I’m presuming that Paglia regards last year’s attempt to get her fired from a longstanding professorship with the University of the Arts for sharing “controversial” and “dangerous” views on sex, gender identity and sexual assault…I’m presuming she’s brushed that off and moved on.

So where’s she hiding and why doesn’t she unload about a few things? She was completely appalled by self-righteous stridency when it was mostly happening on campus, but now it’s happening all over.

From a 3.20.17 interview with The Observer‘s Michael Malice, during her early 2017 tour:

“The real truth is that Trump won an election that the Democrats blew. I’m a registered Democrat who voted for Bernie Sanders in the primaries. Sanders would probably have won both the nomination and the election had the prestige mainstream media, heavily in the tank for Hillary, not imposed a yearlong blackout on him. Despite being an unknown quantity to most Heartland voters, Sanders still almost won, and a couple of primaries, like Iowa, may have been stolen from him.

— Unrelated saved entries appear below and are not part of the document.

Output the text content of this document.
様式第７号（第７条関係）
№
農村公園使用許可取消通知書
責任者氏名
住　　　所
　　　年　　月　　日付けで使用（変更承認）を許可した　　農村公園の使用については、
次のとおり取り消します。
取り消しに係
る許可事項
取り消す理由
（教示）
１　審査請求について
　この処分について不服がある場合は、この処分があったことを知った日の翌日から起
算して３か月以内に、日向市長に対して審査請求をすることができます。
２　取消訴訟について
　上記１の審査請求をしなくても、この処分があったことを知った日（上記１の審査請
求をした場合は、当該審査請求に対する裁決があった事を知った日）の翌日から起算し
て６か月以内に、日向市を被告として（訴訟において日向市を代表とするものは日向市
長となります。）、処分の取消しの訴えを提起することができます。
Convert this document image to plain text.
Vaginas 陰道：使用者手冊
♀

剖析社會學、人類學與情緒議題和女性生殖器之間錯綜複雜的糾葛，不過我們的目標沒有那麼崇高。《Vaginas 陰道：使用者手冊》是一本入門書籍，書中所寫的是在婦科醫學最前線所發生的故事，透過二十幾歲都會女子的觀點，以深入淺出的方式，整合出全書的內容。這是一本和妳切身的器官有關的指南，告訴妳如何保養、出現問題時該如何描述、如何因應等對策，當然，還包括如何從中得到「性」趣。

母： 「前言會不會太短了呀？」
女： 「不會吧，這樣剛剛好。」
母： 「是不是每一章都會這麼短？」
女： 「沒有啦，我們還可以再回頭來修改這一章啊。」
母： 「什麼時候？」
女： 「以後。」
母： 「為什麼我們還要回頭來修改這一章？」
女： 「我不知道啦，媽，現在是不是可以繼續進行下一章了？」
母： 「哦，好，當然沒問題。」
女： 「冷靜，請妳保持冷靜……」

“Trump was elected because he was addressing problems that the Democrats had ignored or had no solutions for. Why aren’t disappointed Democrats focusing their fury on our own party? The entire superstructure should be swept away and the egomaniacal Clintons consigned to mothballs. I’m looking to a new generation of younger Democrats to effect change. In the future presidential sweepstakes, my money is on California’s new senator, Kamala Harris. She seems to have the whole package!”